4番人気も地元フランス調教馬。オッズ9.0倍でA・ファーブル厩舎のコモレビが続きます。ここまで6戦して3勝、2着が3回という戦績。4月のフォンテーヌブロー賞(仏G3・芝1600m)で重賞初勝利を挙げた後、今月10日のプールデッセプーラン(仏G1・芝1600m)では勝ったライフから1馬身差の2着でした。
父ピナトゥボ(その父シャマーダル)は2019年の愛2歳G1・ヴィンセント・オブライエン・ナショナルS、英2歳G1・デューハーストS、2020年のジャンプラ賞(仏G1)の勝ち馬で、母リリックオブライトは2011年の英2歳牝G1・フィリーズマイルの優勝馬という血統馬です。
ちなみに馬名の「Komorebi」は文字通り「木漏れ日」のことで、日本語特有の言葉として海外でもそのまま使われています。

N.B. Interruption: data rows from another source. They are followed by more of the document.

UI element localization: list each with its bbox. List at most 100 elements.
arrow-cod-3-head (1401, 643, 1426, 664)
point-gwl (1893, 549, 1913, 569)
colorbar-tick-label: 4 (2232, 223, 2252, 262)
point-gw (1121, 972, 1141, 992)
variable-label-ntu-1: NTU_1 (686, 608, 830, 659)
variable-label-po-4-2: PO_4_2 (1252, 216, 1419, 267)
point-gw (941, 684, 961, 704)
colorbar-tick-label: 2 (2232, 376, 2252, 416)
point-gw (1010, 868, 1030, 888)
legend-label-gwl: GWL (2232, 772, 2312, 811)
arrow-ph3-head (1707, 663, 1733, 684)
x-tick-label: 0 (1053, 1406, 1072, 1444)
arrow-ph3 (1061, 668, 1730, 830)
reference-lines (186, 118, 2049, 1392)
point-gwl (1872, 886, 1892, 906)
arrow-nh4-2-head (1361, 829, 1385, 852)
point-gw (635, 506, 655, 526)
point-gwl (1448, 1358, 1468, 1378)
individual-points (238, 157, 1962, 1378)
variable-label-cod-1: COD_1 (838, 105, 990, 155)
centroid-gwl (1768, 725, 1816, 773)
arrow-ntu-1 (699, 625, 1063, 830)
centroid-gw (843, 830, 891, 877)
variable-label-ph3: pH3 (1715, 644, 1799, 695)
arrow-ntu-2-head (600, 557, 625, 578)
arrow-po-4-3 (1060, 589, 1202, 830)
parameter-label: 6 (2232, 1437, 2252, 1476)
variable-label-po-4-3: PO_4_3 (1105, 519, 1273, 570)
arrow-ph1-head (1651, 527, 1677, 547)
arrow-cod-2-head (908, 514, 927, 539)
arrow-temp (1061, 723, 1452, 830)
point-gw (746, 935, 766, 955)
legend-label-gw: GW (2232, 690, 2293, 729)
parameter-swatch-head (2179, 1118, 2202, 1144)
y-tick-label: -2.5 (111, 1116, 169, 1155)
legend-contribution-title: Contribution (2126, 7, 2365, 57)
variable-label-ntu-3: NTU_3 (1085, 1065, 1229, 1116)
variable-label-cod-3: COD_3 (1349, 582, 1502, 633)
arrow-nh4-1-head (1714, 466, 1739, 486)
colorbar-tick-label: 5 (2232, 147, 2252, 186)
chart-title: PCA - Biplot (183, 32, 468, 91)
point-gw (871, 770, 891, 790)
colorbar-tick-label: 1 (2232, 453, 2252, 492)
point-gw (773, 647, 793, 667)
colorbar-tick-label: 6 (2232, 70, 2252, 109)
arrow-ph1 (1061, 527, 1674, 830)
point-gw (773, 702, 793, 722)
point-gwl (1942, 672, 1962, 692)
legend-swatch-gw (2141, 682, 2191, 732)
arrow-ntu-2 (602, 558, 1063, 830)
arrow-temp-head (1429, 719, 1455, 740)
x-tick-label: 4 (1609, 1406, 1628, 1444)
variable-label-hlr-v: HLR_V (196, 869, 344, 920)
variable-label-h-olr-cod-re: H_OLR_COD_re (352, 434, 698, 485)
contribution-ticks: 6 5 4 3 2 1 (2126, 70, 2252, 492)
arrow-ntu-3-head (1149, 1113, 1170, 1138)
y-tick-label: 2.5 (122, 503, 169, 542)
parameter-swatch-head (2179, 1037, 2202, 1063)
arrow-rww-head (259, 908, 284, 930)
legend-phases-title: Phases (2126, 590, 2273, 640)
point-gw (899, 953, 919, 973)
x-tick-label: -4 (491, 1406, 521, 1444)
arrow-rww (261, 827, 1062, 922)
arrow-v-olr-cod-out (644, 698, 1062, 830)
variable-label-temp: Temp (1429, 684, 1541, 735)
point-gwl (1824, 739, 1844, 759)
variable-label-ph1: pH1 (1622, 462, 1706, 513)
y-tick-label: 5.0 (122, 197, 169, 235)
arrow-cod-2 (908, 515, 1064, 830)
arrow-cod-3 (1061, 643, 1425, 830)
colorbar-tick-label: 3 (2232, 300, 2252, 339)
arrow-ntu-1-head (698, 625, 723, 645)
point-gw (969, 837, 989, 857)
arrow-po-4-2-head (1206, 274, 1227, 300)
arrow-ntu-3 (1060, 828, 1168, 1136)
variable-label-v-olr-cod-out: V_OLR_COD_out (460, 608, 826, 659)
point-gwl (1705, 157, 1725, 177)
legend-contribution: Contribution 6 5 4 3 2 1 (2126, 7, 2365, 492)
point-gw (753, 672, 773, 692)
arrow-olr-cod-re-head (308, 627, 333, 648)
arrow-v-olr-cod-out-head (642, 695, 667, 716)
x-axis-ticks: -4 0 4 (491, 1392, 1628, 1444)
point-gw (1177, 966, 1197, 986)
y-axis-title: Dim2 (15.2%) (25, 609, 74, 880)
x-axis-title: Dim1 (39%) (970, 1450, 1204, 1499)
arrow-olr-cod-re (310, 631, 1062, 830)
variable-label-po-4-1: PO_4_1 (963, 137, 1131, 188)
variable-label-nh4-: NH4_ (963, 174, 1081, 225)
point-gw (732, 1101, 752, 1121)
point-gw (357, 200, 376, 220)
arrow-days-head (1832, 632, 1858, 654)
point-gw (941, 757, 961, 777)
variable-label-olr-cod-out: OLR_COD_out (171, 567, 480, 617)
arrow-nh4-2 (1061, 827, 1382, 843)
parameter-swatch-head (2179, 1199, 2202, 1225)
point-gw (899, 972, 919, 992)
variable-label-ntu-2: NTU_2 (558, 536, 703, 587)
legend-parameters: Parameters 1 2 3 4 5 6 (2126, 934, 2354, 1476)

その他、オッズ17.0倍の5番人気は3頭が並んでいます。このうち、アガ・カーンスタッドの自家生産馬で、ミケル・デルザングル調教師が管理するドルマランは、先月28日にシャンティイ競馬場で行われたジョッケクルブ賞の前哨戦シュレンヌ賞(リステッド・芝2000m)を勝利してデビューから3連勝としました。
アガ・カーンスタッドのもう1頭ダリザンと同じザラック産駒で、おばに2015年のドバイシーマクラシック優勝馬ドルニヤ、3代母はダルタワはキングジョージやBCターフなどG1を7勝したデイラミや、2003年のジョッケクルブ賞や凱旋門賞などG1を4勝したダラカニの母。
ザラックの母ザルカヴァの「Z」の牝系と、ダラカニ、デイラミ、ドルニヤの「D」の牝系というアガ・カーンスタッドで最も成功した2つの一族を組み合わせた血統です。
その他、ドルマランが勝ったシュレンヌ賞でハナ差の2着だったA・オブライエン厩舎のモントリオール(父シーザスターズ)や、英国からは唯一の出走馬となりそうな故オバイド殿下の遺族の所有馬でプールデッセプーラン(仏2000ギニー)3着馬のハンケロウ(K・バーク)も5番人気で並んでいます。
さらに、今月5日にサンクルー競馬場で行われた仏ダービーの前哨戦グレフュール賞(仏G3・芝2100m)を未勝利馬ながら勝利したアラム(仏 M・デルザングル)が21.0倍の8番人気で続いています。
2021年のセントマークスバシリカ、去年のカミーユピサロと、過去5年間で仏ダービーを2勝しているバリードイル調教馬を、アガ・カーンスタッドやA・ファーブル厩舎の血統馬が揃った地元フランス勢が迎え討つという構図のジョッケクルブ賞。優勝馬からは2023年のエースインパクトなど、後の凱旋門賞馬も出ていて、秋に向けても要注目です。